The FSIS estimates that approximately 1 percent of products will be adulterated and detected based on currently available testing data, or about 90 cases of sickened consumers per year will be prevented by new testing and adulterant detection.
“While FSIS has estimated a cost savings for their laboratory testing by compositing of samples to be approximately $40,000, FSIS also estimates an additional $58.6 million will be lost by the industry based on rates of adulterated product detection and average cost per pound of implicated product,” says Taylor. FSIS seeks comments by November 23rd on this notice.
This June, the FSIS confirmed it would implement routine verification testing for six Shiga toxin-producing E. coli (STECs), in addition to the now-standard E. coli O157:H7, in raw beef manufacturing trimmings. To test or not to test pathogens at the end of the production process is always controversial in the meat and poultry industry, with some arguing that preventative steps throughout the process are far more important.
“End product testing does not make food safer,” says H. Russell Cross, Ph.D., professor of meat science and head, department of animal science, Texas A&M University. “It’s effective HAACP programs with strong pathogen interventions that make food safer.
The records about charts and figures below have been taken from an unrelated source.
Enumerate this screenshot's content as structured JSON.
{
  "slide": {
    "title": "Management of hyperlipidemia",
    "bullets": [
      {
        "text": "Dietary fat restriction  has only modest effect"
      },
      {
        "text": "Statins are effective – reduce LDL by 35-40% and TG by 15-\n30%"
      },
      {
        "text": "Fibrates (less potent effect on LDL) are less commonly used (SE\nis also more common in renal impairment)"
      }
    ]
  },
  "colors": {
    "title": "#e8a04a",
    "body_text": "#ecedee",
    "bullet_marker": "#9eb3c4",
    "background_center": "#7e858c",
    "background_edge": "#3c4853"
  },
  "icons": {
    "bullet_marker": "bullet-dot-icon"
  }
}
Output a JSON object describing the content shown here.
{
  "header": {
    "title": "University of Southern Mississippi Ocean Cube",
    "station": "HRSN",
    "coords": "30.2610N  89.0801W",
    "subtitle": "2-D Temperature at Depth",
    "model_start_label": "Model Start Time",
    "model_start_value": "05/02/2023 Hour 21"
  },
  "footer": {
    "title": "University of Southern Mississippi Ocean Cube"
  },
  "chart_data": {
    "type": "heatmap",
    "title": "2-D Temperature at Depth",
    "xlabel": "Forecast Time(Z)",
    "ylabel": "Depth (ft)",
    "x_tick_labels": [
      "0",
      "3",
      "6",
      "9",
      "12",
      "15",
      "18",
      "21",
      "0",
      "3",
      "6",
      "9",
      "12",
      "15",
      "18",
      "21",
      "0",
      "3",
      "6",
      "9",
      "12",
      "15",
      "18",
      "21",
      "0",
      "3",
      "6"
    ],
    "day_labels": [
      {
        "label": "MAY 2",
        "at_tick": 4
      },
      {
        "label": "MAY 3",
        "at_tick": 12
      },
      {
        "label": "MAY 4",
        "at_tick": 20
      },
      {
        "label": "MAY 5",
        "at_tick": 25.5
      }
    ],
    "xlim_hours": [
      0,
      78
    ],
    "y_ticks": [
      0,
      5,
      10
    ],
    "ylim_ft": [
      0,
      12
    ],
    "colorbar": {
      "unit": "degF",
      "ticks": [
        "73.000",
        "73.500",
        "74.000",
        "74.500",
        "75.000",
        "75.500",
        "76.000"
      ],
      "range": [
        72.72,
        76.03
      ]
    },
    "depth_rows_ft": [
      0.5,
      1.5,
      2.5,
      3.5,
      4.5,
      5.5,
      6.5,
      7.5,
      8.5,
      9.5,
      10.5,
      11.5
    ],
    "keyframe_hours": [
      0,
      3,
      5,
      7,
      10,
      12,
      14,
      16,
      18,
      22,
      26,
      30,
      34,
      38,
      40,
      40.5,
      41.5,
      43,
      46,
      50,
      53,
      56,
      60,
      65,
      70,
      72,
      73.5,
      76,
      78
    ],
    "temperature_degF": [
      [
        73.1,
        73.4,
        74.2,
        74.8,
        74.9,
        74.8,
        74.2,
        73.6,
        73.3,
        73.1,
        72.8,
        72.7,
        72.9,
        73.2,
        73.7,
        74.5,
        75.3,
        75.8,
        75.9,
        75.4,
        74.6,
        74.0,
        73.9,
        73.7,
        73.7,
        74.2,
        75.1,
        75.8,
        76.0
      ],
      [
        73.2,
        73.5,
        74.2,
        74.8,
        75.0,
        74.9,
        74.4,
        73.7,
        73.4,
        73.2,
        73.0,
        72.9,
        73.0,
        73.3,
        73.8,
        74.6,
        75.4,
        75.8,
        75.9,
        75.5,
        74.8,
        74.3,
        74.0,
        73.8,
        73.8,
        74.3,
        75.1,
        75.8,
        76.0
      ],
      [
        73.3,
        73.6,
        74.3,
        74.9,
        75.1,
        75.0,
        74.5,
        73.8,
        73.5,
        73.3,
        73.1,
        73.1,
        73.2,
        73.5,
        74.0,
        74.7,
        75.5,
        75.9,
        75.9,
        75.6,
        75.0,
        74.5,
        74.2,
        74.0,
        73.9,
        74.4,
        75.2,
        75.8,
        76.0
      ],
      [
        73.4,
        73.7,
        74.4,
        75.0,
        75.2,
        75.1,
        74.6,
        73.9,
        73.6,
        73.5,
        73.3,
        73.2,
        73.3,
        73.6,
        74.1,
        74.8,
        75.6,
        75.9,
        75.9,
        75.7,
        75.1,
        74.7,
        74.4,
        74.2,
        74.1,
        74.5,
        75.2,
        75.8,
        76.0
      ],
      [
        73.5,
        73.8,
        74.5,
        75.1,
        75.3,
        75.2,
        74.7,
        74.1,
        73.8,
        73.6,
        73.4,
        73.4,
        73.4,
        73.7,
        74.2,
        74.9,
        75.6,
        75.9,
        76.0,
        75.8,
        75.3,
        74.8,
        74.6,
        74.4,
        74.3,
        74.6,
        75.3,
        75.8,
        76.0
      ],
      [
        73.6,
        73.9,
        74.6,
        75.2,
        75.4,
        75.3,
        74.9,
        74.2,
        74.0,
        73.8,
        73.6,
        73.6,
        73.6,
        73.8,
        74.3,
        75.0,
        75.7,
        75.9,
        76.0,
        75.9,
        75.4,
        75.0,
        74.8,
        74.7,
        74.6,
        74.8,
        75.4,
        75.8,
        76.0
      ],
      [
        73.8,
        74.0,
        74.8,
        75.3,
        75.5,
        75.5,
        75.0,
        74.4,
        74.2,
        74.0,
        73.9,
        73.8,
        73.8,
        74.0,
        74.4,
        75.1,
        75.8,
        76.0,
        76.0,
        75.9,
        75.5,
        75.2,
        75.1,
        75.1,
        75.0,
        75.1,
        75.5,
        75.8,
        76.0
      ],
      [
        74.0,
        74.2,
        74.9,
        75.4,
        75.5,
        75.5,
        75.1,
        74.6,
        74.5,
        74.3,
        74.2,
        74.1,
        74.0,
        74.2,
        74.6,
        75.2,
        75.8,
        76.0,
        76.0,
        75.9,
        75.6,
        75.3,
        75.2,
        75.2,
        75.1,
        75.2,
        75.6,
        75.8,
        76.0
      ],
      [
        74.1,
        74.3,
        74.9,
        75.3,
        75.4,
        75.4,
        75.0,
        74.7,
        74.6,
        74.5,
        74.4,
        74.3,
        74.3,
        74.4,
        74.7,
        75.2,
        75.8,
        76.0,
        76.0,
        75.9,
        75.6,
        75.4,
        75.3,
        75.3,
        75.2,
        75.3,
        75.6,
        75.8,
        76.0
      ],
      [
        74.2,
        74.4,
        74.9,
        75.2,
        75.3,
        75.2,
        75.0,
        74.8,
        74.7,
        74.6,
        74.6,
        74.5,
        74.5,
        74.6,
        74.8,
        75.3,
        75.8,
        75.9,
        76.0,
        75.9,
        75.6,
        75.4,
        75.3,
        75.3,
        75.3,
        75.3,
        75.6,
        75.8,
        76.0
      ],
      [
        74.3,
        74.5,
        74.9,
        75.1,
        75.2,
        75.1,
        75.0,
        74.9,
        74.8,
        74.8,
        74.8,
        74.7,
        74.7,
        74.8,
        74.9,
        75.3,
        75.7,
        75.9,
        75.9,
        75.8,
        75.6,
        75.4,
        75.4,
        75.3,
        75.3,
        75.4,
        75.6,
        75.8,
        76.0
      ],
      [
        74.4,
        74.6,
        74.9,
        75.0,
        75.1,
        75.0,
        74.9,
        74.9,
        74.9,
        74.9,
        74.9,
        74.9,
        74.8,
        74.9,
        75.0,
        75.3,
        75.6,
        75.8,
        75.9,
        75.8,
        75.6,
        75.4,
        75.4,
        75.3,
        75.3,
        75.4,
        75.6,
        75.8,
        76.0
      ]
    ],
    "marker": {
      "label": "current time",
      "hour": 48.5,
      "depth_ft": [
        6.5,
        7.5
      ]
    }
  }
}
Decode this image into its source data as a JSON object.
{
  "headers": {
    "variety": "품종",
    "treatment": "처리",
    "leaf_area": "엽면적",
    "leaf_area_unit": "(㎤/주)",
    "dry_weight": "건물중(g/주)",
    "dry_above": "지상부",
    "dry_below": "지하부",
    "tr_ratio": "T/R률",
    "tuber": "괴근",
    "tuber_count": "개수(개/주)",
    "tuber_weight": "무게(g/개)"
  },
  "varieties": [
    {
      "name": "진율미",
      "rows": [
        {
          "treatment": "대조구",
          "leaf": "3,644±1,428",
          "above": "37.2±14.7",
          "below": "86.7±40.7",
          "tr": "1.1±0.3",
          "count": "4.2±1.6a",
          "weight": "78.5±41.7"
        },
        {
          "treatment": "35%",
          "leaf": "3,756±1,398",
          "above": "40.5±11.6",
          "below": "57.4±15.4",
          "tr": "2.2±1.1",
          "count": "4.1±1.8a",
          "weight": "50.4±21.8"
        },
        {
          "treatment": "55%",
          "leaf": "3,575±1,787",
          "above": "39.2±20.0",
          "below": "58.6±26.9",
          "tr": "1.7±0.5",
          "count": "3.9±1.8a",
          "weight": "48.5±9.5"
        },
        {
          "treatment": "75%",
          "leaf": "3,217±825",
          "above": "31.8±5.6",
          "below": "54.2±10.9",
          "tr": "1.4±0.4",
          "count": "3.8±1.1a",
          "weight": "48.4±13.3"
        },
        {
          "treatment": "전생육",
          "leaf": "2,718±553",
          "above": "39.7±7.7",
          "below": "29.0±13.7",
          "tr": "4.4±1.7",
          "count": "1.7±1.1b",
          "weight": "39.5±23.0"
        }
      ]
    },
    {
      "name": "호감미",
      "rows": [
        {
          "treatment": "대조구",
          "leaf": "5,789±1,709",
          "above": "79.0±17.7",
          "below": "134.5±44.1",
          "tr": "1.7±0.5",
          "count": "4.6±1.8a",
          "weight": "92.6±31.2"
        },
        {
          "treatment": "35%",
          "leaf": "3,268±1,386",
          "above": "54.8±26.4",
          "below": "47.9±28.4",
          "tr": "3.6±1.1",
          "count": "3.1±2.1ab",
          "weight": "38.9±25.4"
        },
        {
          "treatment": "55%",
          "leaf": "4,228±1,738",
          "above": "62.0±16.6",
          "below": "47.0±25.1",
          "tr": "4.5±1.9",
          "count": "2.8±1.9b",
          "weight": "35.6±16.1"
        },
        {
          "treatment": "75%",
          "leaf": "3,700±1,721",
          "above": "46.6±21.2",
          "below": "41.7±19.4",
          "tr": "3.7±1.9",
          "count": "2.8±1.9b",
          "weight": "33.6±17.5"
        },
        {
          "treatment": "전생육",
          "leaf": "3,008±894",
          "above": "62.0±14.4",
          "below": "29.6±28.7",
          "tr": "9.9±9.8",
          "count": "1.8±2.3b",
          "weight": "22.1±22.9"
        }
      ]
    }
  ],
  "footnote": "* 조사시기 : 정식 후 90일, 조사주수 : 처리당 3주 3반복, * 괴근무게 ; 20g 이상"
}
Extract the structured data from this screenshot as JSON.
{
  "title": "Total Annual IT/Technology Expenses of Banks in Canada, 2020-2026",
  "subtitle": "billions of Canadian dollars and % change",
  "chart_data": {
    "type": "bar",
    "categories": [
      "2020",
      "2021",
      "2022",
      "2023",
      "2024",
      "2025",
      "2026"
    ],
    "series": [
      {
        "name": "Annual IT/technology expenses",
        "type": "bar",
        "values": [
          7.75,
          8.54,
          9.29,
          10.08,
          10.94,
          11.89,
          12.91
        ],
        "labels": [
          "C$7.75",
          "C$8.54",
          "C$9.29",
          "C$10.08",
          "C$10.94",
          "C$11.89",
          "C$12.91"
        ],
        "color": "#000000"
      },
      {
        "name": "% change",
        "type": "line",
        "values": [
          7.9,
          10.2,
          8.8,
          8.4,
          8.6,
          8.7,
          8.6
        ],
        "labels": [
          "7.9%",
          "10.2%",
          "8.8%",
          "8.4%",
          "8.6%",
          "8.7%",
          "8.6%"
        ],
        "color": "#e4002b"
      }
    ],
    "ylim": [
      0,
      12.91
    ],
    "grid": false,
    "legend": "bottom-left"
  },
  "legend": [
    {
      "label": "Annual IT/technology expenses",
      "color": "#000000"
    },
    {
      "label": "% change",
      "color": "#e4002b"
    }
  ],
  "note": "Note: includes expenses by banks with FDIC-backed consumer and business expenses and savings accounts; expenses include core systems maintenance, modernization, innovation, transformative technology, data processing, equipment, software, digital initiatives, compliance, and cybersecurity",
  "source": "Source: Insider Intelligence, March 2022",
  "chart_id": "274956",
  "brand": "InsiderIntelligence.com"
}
Microbial testing is effective to validate the effectiveness of interventions.”
Cross notes that strong evidence exists to show that interventions currently being used for E. coli O157:H7 are also effective for the STECs.
“To the best of my knowledge, it is not yet clear that fresh beef has been the source of non-O157 STECs that have resulted in foodborne illness; I am not aware of any data that has established such a link,” says Keith Belk, Ph.D., professor, Center for Meat Safety & Quality, Colorado State University, Fort Collins, Colo. “Nonetheless, most verification and validation data that I am aware of indicate that the plant controls already in place to address E. coli O157:H7 and Salmonella have proven to also be effective in controlling prevalence of the non-O157 STECs.”
Current testing technologies are still nowhere near real-time, notes Walker, and their sensitivity is still hindered by food components, and the opportunity for potential or presumptive positives to occur.
“These types of false positive results tend to cost the industry significant losses in product retail dollars by the redirection of products into further processing schemas,” he says.
Almost a year ago, the FSIS proposed a new inspection system for young chicken and turkey slaughter establishments that would replace the current Streamlined Inspection System (SIS), the New Line Speed Inspection System (NELS) and the New Turkey Inspection System (NTIS).
The agency is also proposing several changes that would affect all establishments that slaughter poultry other than ratites, regardless of the inspection system under which they operate.
Key elements of the new inspection system include: requiring establishment personnel to conduct carcass sorting activities before FSIS conducts online carcass inspection so that only carcasses that the establishment deems likely to pass inspection are presented to the carcass inspector; reducing the number of online FSIS carcass inspectors to one per line; permitting faster line speeds than are permitted under the current inspection systems it replaces; and removing the existing Finished Product Standards (FPS) and replacing them with a requirement that establishments that operate under the new system maintain records to document that the products resulting from their slaughter operations meet the regulatory definition of ready-to-cook poultry.
Last fall, USDA-FSIS implemented revised and new performance standards aimed at reducing the prevalence of Salmonella and Campylobacter in young chickens and turkeys. Many poultry processors wonder how far USDA-FSIS will go this year in lowering Salmonella and Campylobacter standards.